His aunt Eszter often shook her head: “Better you were wed.”

“It’s too late for that.”

“Stuff and nonsense!” Eszter began to list grooms from Hegyhát’s present and recent past, all of whom were about his age. The triumphal list went on until Richard Stern broke in: “No more, dear aunt… Remember, I have had a taste of marriage and I didn’t like it enough for a second helping!”

“Once bitten is not twice shy, it just needs a second try! We will find you a treat of a girl who will have you licking your lips!”

Richard Stern wanted to bring this exchange firmly to a close: “My bride must have skin the color of honey, locks as dark as night-real ones, not a wig-and a triangular birthmark on her breastbone. And to cap it all, she must speak a foreign tongue. That is how I dreamed it. Dictum, factum, punctum!”

He was sure he was asking for the impossible and was very much bemused when he was introduced to the marriageable girls of the region, all of whom spoke a foreign tongue, such as Slovak, Ruthene, or Yiddish. Nor was there any shortage of skins the color of honey or genuine black hair-only the triangular birthmark was lacking. The women of the Stern family put their heads together: we can make a birthmark, all we need is a little ink! But before they could carry out their plan, there came to visit them from Prague a very distant and very poor relative, Yanna. The moment he set eyes on her, Richard Stern was thunderstruck.

In the person of Yanna I came to know someone more wonderful, both within and without, than I could ever have imagined. The description fitted her perfectly: her skin like this season’s honey, her hair the color of ebony, and she could manage only broken Hungarian, her mother tongue being Czech. True, when on our wedding night I parted her from the shimmering bridal gown, I found no birthmark on her alabaster body; but I at once hung around her neck a triangular stone, black, on a gold chain, which I had bought her. Thereafter she would not be seen without this precious stone, day or night. Thus was the prophecy fulfilled, the vision that I, of little faith, had not for years dared hope to live.

In due course their first child was born, a son, hale and healthy. He was christened Otto. He was followed, at intervals of approximately two years, by Ferenc, Ignác, Mihály, József, and János.

Richard Stern lived to a ripe old age in the bosom of his family.

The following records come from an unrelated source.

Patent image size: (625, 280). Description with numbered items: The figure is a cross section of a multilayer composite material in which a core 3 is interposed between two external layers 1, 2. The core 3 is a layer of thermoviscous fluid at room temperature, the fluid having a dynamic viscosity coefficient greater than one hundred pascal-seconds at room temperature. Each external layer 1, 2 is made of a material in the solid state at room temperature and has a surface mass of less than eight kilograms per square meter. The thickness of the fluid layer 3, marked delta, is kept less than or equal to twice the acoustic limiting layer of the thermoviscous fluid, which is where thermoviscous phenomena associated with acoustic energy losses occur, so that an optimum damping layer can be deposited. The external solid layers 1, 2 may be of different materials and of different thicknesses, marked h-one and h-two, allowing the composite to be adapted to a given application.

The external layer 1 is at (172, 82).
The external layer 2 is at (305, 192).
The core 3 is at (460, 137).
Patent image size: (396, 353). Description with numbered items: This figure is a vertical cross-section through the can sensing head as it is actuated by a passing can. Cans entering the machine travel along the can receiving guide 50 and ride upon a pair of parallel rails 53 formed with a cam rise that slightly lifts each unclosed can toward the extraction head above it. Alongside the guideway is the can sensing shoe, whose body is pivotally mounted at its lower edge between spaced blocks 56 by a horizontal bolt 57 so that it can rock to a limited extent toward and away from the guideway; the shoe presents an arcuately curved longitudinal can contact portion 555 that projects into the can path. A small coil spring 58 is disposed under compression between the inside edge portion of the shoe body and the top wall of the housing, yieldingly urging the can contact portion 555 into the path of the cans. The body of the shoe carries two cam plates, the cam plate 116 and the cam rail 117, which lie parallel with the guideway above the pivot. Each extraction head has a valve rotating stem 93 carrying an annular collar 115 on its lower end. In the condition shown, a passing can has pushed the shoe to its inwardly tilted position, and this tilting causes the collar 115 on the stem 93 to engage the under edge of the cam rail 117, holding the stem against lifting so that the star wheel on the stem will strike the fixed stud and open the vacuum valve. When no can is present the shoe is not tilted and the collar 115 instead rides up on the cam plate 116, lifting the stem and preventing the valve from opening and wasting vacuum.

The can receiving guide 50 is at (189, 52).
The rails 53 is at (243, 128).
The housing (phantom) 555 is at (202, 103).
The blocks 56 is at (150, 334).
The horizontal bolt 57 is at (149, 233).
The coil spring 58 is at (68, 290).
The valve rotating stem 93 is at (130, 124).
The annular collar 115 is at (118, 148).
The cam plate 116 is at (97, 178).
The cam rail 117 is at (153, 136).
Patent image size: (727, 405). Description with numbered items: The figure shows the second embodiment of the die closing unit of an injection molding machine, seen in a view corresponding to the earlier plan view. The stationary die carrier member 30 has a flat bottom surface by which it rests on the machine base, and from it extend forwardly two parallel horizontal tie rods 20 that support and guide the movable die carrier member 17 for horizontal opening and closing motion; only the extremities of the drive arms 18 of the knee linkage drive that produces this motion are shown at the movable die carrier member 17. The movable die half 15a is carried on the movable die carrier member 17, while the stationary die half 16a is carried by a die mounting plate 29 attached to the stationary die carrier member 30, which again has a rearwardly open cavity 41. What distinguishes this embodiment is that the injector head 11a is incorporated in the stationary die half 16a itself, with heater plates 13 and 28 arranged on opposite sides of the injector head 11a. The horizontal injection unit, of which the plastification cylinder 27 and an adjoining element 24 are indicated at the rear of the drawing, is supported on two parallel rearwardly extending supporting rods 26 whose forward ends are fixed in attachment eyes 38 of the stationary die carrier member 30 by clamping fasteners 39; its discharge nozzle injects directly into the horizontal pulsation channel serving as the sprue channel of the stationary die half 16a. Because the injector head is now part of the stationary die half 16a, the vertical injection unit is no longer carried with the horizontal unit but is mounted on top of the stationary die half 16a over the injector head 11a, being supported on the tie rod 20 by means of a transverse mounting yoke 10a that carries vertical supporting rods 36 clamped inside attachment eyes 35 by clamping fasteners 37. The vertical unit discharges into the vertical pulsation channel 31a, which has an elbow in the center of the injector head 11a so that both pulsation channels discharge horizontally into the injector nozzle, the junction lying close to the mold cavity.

Perhaps now at long last the seven lean years have passed. My ancestors and I have had our share of suffering; from this day forward let years of happiness beckon. If we had a star, it would last for eternity, or even longer.

V

DESPITE THE RISING WAVES OF WHITE HEAT NOT A LEAF stirs; time seems to slow to a halt. Like shimmering aspic the heat dribbles down even into the depths of the cellars. The wine is on the turn, viscous, its fire and its bouquet slowly evaporate. Languid bees lazily loop the sweet malvasia grapes. In the fields are ever-widening fissures in the ground, which the oldest mavens think it unwise to inspect lest their faces be singed by a blast from hell. The song of the whitethroat, the crested lark, and the titmouse is heard rarely in the land. Only the cry of the cuckoo breaks the silence now and then, and the persistent tap-tap of the woodpecker on the desiccated trunks.

The gentry regularly visited the Nagyfalu hostelry to seek, and find, amusement. Benedek Bordás had started out as a common tapster in Varjúlapos, but as the years went by he realized that the more moneyed the class of customer, the better he fared. He sold his wayside alehouse and had a hostelry built in Nagyfalu, close by the lock-keeper’s cottage. Here the best of Gypsy bands played for all they were worth, the finest cooks from Transylvania bustled about the kitchens, and eye-catching wenches from Ruthenia served the oaken tables. The full-bellied gentlemen were able to take their ease and recover from the orgy of culinary delights in the hostelry’s spacious guest rooms. Benedek Bordás took care always to keep freshly filled the china lavoirs of the mirrored washing table, with a crisp napkin on the side; and on the bedside tables a bowl of fruit, with knotted rolls fresh baked that dawn.